Quantitative Research in Political Science: How to Apply the Classical Toolbox
The seminar provides students with a comprehensive overview of the main quantitative tools used in empirical political science and aims to enhance their ability to develop scientifically rigorous research designs. The course will begin by refreshing students' familiarity with the R programming language and basic statistical methods. It will then introduce techniques for replicating existing research on topics presented in Prof. Dr. Daniela Braun's seminar 'Current Developments in Political Science Research on Europe: "Legitimacy Problems and Polarisation in European Societies"'. Finally, students will be guided in developing their own research designs, with particular emphasis on translating concepts into measures, moving from research questions to empirically testable hypotheses, and selecting appropriate analytical tools to examine their data.
This seminar will run in parallel to ‘How to Analyse Digital Content for Political Science Research’ by Dr. Alexander Hartland. Students should opt to participate in one or the other course after the initial classes.
Literature:
- De Mesquita, E. B., & Fowler, A. (2021). Thinking Clearly with Data: A Guide to Quantitative Reasoning and Analysis. Princeton University Press.
Optional:
- Brambor, T., Clark, W. R., & Golder, M. (2005). Understanding interaction models: improving empirical analyses. Political Analysis, 14(1), 63–82. https://doi.org/10.1093/pan/mpi014
- Cinelli, C., Forney, A., & Pearl, J. (2022). A crash course in good and bad controls. Sociological Methods & Research, 53(3), 1071–1104. https://doi.org/10.1177/00491241221099552
- Heiss, A. (2022, May 20). Marginalia: A guide to figuring out what the heck marginal effects, marginal slopes, average marginal effects, marginal effects at the mean, and all these other marginal things are. andrewheiss.com. doi.org/10.59350/40xaj-4e562
- King, G. (1998). Unifying political methodology. https://doi.org/10.3998/mpub.23784
- Long, J. S. (1997). Regression models for categorical and limited dependent variables. SAGE.

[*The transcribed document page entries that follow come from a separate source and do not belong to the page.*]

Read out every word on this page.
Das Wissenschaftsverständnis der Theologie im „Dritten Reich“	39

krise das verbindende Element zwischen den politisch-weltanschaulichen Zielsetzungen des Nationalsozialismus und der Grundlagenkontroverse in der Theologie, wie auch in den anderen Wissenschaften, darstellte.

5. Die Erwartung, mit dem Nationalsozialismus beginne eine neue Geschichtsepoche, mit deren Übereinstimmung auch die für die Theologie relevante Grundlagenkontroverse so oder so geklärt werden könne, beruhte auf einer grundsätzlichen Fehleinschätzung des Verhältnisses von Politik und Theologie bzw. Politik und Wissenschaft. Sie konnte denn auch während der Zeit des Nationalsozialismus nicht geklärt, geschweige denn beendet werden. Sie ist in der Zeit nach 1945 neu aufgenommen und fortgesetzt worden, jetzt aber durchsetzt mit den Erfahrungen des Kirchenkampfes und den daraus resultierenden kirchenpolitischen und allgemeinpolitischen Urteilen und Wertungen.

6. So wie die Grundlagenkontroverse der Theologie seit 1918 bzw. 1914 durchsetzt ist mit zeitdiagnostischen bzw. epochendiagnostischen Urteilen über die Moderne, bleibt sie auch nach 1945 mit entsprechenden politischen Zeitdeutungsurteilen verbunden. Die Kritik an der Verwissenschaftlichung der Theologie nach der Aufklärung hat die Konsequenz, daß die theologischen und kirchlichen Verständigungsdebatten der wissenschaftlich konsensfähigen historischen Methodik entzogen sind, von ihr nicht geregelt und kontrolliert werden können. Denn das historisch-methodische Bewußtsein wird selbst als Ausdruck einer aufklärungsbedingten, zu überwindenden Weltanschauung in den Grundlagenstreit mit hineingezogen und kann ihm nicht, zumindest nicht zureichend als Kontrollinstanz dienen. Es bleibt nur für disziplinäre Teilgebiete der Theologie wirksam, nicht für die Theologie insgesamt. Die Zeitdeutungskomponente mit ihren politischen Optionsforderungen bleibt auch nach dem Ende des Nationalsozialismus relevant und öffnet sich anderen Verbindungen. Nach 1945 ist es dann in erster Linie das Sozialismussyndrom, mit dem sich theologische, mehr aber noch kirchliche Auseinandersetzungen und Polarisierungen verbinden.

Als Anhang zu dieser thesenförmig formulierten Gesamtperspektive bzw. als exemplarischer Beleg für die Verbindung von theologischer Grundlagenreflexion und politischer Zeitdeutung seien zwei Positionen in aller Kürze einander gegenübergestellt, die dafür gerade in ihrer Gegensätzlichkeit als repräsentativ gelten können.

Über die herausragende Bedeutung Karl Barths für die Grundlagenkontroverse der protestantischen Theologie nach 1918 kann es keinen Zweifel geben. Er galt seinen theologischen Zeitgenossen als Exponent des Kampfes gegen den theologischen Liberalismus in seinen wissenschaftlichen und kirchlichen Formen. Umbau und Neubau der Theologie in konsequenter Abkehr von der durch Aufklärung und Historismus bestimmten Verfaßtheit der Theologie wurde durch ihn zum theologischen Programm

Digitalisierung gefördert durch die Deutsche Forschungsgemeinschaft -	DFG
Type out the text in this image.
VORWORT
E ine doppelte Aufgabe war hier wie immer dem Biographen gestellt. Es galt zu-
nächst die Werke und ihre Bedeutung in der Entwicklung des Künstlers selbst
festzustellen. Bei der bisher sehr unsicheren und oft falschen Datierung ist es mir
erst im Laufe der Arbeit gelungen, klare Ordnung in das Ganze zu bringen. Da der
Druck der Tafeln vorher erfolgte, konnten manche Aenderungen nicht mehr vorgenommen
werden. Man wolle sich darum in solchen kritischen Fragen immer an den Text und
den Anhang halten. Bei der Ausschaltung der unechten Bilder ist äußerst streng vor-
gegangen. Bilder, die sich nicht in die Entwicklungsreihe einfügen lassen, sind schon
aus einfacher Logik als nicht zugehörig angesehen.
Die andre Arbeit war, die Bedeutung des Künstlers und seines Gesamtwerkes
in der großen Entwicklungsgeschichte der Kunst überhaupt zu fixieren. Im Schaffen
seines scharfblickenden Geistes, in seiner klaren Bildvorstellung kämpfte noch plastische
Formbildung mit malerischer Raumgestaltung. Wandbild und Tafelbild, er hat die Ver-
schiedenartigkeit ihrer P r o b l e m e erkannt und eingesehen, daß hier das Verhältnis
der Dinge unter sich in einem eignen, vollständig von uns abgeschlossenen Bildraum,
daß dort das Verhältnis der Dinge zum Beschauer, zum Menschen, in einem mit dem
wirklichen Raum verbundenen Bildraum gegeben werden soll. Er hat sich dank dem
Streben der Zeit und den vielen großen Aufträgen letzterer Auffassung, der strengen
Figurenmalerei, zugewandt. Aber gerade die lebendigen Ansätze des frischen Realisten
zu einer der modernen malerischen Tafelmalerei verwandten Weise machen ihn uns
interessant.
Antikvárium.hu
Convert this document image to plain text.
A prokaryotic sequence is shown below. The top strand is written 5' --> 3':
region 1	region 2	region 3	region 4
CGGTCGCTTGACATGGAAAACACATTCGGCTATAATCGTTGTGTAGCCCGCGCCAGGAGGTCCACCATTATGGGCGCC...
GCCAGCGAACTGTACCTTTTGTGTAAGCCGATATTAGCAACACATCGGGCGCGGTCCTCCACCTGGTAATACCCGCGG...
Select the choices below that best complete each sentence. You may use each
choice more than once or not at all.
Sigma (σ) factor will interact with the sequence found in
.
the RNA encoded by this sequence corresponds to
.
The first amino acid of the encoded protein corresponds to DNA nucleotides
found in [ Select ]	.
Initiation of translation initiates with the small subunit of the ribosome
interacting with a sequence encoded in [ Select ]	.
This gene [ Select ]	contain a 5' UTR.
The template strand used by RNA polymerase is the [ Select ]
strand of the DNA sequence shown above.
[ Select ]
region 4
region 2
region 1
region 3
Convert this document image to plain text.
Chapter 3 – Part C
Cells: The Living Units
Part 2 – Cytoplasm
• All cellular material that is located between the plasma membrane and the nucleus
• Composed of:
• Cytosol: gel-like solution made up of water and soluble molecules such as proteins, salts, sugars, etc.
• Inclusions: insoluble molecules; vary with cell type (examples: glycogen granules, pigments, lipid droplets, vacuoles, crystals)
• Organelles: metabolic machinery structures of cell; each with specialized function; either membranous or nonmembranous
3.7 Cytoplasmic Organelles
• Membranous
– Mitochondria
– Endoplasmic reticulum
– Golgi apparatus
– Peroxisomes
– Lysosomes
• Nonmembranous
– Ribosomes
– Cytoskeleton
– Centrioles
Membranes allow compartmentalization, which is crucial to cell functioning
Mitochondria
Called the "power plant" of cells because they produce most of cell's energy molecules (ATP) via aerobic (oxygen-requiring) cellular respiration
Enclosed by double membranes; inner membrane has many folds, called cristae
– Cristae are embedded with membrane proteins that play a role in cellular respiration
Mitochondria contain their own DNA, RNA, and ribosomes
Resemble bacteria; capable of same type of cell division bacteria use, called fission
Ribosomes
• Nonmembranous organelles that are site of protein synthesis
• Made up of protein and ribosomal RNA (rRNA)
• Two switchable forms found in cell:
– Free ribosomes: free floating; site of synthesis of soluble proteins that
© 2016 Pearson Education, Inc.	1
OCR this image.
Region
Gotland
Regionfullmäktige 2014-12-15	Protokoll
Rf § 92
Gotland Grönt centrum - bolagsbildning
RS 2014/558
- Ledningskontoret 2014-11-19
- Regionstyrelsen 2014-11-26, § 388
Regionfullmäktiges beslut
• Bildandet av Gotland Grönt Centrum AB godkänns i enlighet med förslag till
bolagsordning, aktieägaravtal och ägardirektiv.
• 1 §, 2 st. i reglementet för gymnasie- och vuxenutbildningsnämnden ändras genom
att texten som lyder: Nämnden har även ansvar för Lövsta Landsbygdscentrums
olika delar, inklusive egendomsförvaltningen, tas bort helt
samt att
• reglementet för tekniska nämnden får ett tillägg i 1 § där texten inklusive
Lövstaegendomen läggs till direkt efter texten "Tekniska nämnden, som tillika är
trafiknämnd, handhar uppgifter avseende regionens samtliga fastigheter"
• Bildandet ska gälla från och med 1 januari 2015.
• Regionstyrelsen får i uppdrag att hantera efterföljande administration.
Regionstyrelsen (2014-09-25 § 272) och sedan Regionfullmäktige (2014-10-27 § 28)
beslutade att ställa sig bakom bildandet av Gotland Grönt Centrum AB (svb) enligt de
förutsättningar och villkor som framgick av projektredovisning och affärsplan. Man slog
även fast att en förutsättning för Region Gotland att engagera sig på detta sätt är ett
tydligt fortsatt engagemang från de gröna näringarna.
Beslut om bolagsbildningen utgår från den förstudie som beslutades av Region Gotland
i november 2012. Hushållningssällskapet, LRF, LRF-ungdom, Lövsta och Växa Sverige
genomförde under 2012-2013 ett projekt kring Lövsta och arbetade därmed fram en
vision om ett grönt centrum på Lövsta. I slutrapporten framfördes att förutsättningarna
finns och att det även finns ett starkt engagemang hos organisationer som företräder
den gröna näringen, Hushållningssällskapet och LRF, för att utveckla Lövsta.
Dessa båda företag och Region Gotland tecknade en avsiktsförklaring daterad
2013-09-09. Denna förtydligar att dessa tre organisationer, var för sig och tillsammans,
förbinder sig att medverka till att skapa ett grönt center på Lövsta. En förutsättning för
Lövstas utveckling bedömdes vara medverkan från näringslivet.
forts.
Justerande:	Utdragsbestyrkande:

- Lundberg, I., Johnson, R., & Stewart, B. M. (2021). What is your estimand? Defining the target quantity connects statistical evidence to theory. American Sociological Review, 86(3), 532–565. doi.org/10.1177/00031224211004187

Lecturer: Dr Giuseppe Carteny
Dr. Giuseppe Carteny is a postdoctoral researcher at the Chair of Political Science with a focus on European Integration and International Relations at Saarland University.
Previously, he was a postdoctoral researcher at the Mannheim Centre for European Social Research (MZES) at the University of Mannheim for the ProConEU project, a research project investigating the growing gap between supporters and opponents of European integration in relation to party politics, civic politics and social media communication, funded by the German Federal Ministry of Education and Research (BMBF).
In July 2021, he completed his PhD in Political Science at the Network for the Advancement of Social and Political Studies (NASP) at the University of Milan with a dissertation dedicated to the individual and contextual antecedents of individual trust in public institutions in the East Asian region.
His work focuses the study of political attitudes, electoral behaviour, party politics, and comparative politics in Europe and East Asia, with a particular focus on institutional confidence, value and ideological orientations, Euroscepticism, far-right party agency, cleavage politics, and related topics. His methodological interests include classical quantitative methods for the social sciences, quantitative text analysis methods and survey methodology.